While we believe the risk-reward profile is highly compelling here, no investment is risk-free. In the case of BX, the most significant risks are:
- Interest rates remain at elevated levels for a prolonged period of time. This will have a two-fold negative impact on BX. First, it will make it harder for them to fundraise (since low-risk fixed income investments will be relatively more attractive compared to BX’s alternative products like commercial real estate, private lending, and private equity given their higher yields from higher interest rates). Second, it will continue to weigh on asset valuations and cash flow yields. This is because real estate cap rates and business multiples are generally very interest rate sensitive and BX’s investment model typically relies on buying real estate properties and private equity businesses with substantial leverage, making operational improvements to them, and then selling them at a profit. The leverage being applied significantly amplifies the returns on equity invested, delivering attractive returns for clients as well as performance fees for BX shareholders. If interest rates remain elevated, this will further increase cap rates and compress valuation multiples, making returns less attractive for clients (and potentially increasing fund redemptions/weakening fundraising) while also reducing performance fees earned for BX shareholders. Moreover, in some cases, interest rates on maturing debt may exceed the cap rates/earnings yields of the related property/business, forcing BX to choose between returning the keys to the lender or running a cash flow negative property/business. Interest rate headwinds have already been felt a bit in the real estate business in particular, with redemptions from BX’s real estate fund rising, and BX having to default on some of its maturing mortgages.
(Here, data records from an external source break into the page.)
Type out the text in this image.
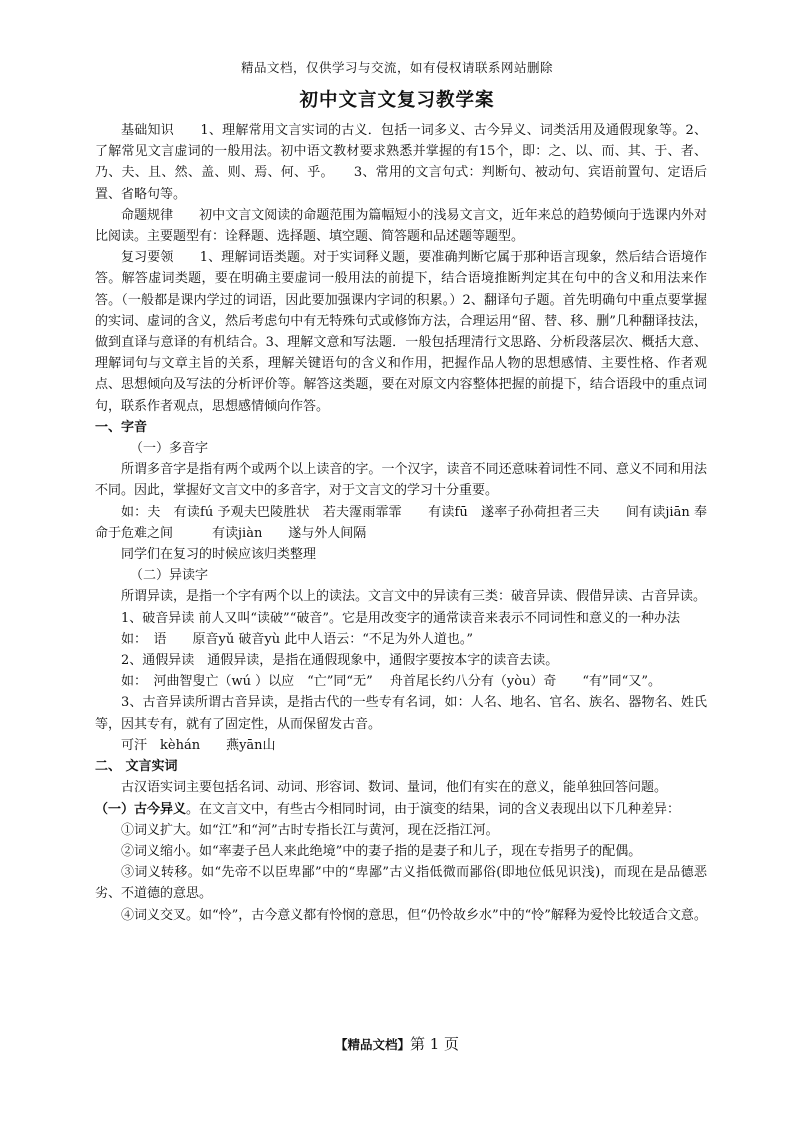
精品文档，仅供学习与交流，如有侵权请联系网站删除
初中文言文复习教学案

基础知识　　1、理解常用文言实词的古义．包括一词多义、古今异义、词类活用及通假现象等。2、了解常见文言虚词的一般用法。初中语文教材要求熟悉并掌握的有15个，即：之、以、而、其、于、者、乃、夫、且、然、盖、则、焉、何、乎。　　3、常用的文言句式：判断句、被动句、宾语前置句、定语后置、省略句等。

命题规律　　初中文言文阅读的命题范围为篇幅短小的浅易文言文，近年来总的趋势倾向于选课内外对比阅读。主要题型有：诠释题、选择题、填空题、简答题和品述题等题型。

复习要领　　1、理解词语类题。对于实词释义题，要准确判断它属于那种语言现象，然后结合语境作答。解答虚词类题，要在明确主要虚词一般用法的前提下，结合语境推断判定其在句中的含义和用法来作答。（一般都是课内学过的词语，因此要加强课内字词的积累。）2、翻译句子题。首先明确句中重点要掌握的实词、虚词的含义，然后考虑句中有无特殊句式或修饰方法，合理运用“留、替、移、删”几种翻译技法，做到直译与意译的有机结合。3、理解文意和写法题．一般包括理清行文思路、分析段落层次、概括大意、理解词句与文章主旨的关系，理解关键语句的含义和作用，把握作品人物的思想感情、主要性格、作者观点、思想倾向及写法的分析评价等。解答这类题，要在对原文内容整体把握的前提下，结合语段中的重点词句，联系作者观点，思想感情倾向作答。

一、字音

（一）多音字

所谓多音字是指有两个或两个以上读音的字。一个汉字，读音不同还意味着词性不同、意义不同和用法不同。因此，掌握好文言文中的多音字，对于文言文的学习十分重要。

如：夫　有读fú 予观夫巴陵胜状　若夫霪雨霏霏　　有读fū　遂率子孙荷担者三夫　　间有读jiān 奉命于危难之间　　　有读jiàn　　遂与外人间隔

同学们在复习的时候应该归类整理

（二）异读字

所谓异读，是指一个字有两个以上的读法。文言文中的异读有三类：破音异读、假借异读、古音异读。

1、破音异读 前人又叫“读破”“破音”。它是用改变字的通常读音来表示不同词性和意义的一种办法

如：　语　　原音yǔ 破音yù 此中人语云：“不足为外人道也。”

2、通假异读　通假异读，是指在通假现象中，通假字要按本字的读音去读。

如：　河曲智叟亡（wú ）以应　“亡”同“无”　 舟首尾长约八分有（yòu）奇　　“有”同“又”。

3、古音异读所谓古音异读，是指古代的一些专有名词，如：人名、地名、官名、族名、器物名、姓氏等，因其专有，就有了固定性，从而保留发古音。

可汗　kèhán　　燕yān山

二、 文言实词

古汉语实词主要包括名词、动词、形容词、数词、量词，他们有实在的意义，能单独回答问题。

（一）古今异义。在文言文中，有些古今相同时词，由于演变的结果，词的含义表现出以下几种差异：

①词义扩大。如“江”和“河”古时专指长江与黄河，现在泛指江河。

②词义缩小。如“率妻子邑人来此绝境”中的妻子指的是妻子和儿子，现在专指男子的配偶。

③词义转移。如“先帝不以臣卑鄙”中的“卑鄙”古义指低微而鄙俗(即地位低见识浅)，而现在是品德恶劣、不道德的意思。

④词义交叉。如“怜”，古今意义都有怜悯的意思，但“仍怜故乡水”中的“怜”解释为爱怜比较适合文意。

【精品文档】第 1 页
- The economy goes into a steep recession. While BX’s high quality and well-diversified portfolio should be able to weather a steep recession, there is no doubt that a steep recession would weigh on the performance of BX’s businesses, leading to lower performance fees in the short-term and potentially leading to an erosion of AUM through a combination of declining valuations, potentially a few portfolio holding bankruptcies, and a steep slowdown in fundraising.
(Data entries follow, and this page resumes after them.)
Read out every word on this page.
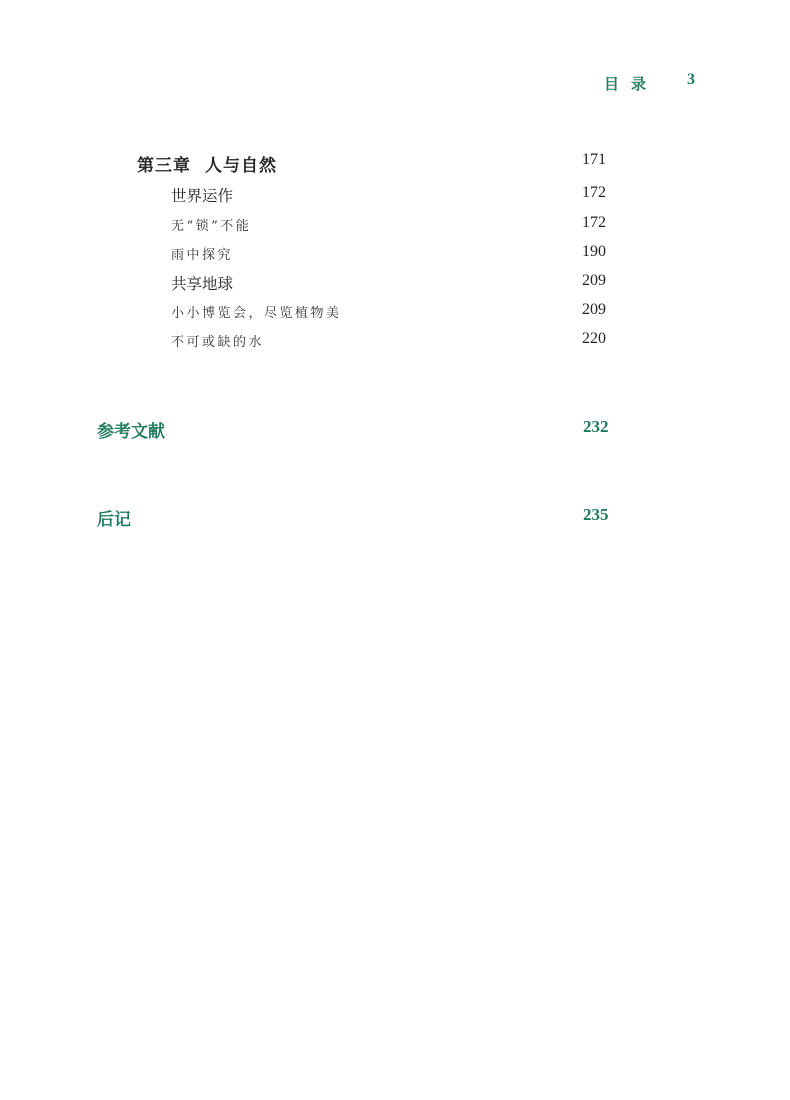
目录 3
第三章 人与自然	171
世界运作	172
无“锁”不能	172
雨中探究	190
共享地球	209
小小博览会，尽览植物美	209
不可或缺的水	220
参考文献	232
后记	235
With all of that said, given BX’s high-quality assets, enormous amount of dry powder, and treasure trove of industry and macroeconomic data, they are better positioned than just about anyone else in their sector and the economy at large to not only survive a period of economic stress, but to take advantage of the opportunities it will create and emerge out of it stronger than ever.
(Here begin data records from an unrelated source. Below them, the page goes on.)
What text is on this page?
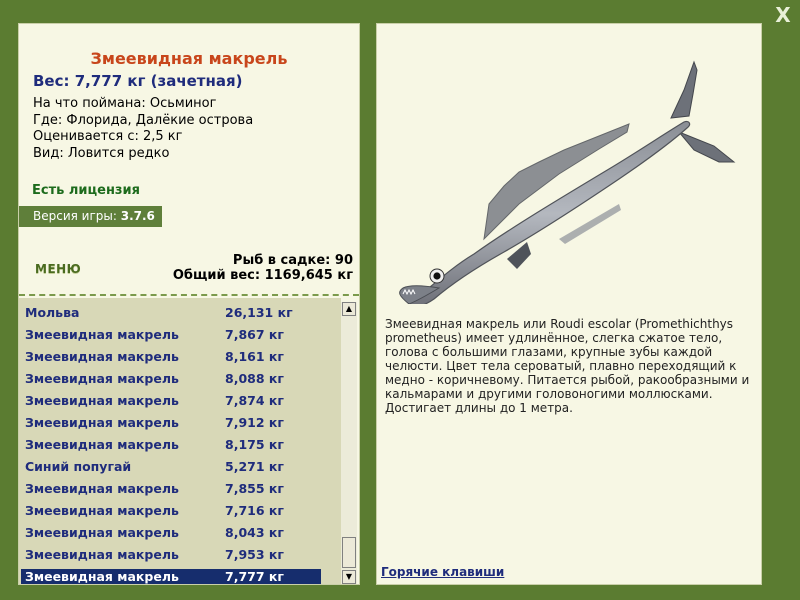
X
Змеевидная макрель
Вес: 7,777 кг (зачетная)
На что поймана: Осьминог
Где: Флорида, Далёкие острова
Оценивается с: 2,5 кг
Вид: Ловится редко
Есть лицензия
Версия игры: 3.7.6
МЕНЮ
Рыб в садке: 90
Общий вес: 1169,645 кг
Мольва	26,131 кг
Змеевидная макрель	7,867 кг
Змеевидная макрель	8,161 кг
Змеевидная макрель	8,088 кг
Змеевидная макрель	7,874 кг
Змеевидная макрель	7,912 кг
Змеевидная макрель	8,175 кг
Синий попугай	5,271 кг
Змеевидная макрель	7,855 кг
Змеевидная макрель	7,716 кг
Змеевидная макрель	8,043 кг
Змеевидная макрель	7,953 кг
Змеевидная макрель	7,777 кг
▲
▼
Змеевидная макрель или Roudi escolar (Promethichthys prometheus) имеет удлинённое, слегка сжатое тело, голова с большими глазами, крупные зубы каждой челюсти. Цвет тела сероватый, плавно переходящий к медно - коричневому. Питается рыбой, ракообразными и кальмарами и другими головоногими моллюсками. Достигает длины до 1 метра.
Горячие клавиши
BX stock has been on a great run since going public, generating outstanding returns for shareholders over that period. Given its substantial competitive advantages, capital-light high return on invested capital business model, and attractive valuation, we believe that BX is likely going to outperform the broader market moving forward. As a result, even though it is not our top alternative asset management pick at the moment, we still rate it an attractive Buy.